Report urges greater public investment in higher education
Black Issues in Higher Education, July 10, 1997 by Ronald Roach
The Council for Aid to Education's Commission on National Investment in Higher Education (CNIHE) released a two-year study that warns a "growing shortfall in public funding may force the nation's colleges and universities to turn away half the student population by the year 2015."
CNIHE co-chairs Thomas Kean, former Governor of New Jersey and president of Drew University, and Joseph Dionne, chairman and CEO of the McGraw-Hill Companies, presented the study's findings, which recommended broad reforms in post-secondary education last month in Washington, D.C. The CNIHE study, Breaking the Social Contract: The Fiscal Crisis in Higher Education, advocates increased public funding of community colleges, four-year colleges, and universities.

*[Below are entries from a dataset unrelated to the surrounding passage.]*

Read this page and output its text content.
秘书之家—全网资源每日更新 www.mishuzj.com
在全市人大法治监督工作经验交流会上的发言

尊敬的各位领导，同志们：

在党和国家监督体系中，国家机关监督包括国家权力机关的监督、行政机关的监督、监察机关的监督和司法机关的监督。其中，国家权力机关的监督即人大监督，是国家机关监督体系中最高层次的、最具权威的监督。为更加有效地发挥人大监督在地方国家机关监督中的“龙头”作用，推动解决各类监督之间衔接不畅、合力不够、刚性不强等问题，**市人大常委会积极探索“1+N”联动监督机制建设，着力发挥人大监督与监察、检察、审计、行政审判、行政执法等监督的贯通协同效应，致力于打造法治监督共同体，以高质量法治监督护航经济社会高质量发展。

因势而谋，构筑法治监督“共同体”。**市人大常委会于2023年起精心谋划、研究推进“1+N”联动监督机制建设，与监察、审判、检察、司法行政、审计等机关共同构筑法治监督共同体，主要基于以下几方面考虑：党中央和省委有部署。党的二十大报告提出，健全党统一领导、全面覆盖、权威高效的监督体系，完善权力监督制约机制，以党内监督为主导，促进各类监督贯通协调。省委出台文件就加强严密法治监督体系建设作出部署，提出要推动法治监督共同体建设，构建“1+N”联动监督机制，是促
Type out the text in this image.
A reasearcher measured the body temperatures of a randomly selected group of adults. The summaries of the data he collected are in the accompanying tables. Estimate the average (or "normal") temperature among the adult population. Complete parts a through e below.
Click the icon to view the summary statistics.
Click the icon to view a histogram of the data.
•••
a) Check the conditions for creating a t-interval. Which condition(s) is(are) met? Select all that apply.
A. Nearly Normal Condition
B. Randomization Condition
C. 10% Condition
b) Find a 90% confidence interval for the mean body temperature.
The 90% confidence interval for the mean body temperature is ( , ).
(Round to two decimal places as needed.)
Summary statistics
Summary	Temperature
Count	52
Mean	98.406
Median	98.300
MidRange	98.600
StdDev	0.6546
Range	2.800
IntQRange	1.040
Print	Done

Reforms that would restructure and streamline higher education institutions - patterning them on models from the business community - are urged by the CNIHE study. In preparing the study, CNIHE, which includes leading academicians and business executives, analyzed trends in enrollment, costs, and public funding from the past twenty years.
"Sweeping changes must be made to halt sharp increases in tuition and increase other sources of revenue. In the twenty-first century, a high school education won't be enough for the next generation of entry-level workers to keep up in this fast-changing world," said co-chair Joseph Dionne.
The five major recommendations of the CNIHE study are:
* America's political leaders should reallocate public resources to reflect the growing importance of higher education to the economic prosperity and social stability of the United States.
* The governance systems of post-secondary institutions should adopt major structural changes in order to improve productivity.
* Post-secondary institutions should pursue greater mission differentiation to streamline services and better respond to the changing needs of their constituencies.
* Colleges and universities should develop sharing arrangements to maximize scarce resources.
* The appropriate level of education for American workers should include - as a minimum - some form of post-secondary education or training.
Kean, while speaking to reporters following the study's presentation, said that community colleges will require the bulk of increased funding support and reform. This is so, according to Kean, because the largest increase in future workforce training and education needs will result at the sub-baccalaureate level where community colleges already specialize.
David L. Warren, president of the National Association of Independent Colleges and Universities disputed the main point of the study, saying that the report focused almost entirely on the increase in the published prices of colleges and universities. "Institutionally provided aid, which makes institutions affordable, is mentioned only in a footnote. Any fair analysis of college affordability must focus on net tuition, and not solely on the growth in published tuition levels."
Warren said that "many independent institutions, already starting from a 'lean and mean' posture, have adopted significant cost reduction practices in their operations."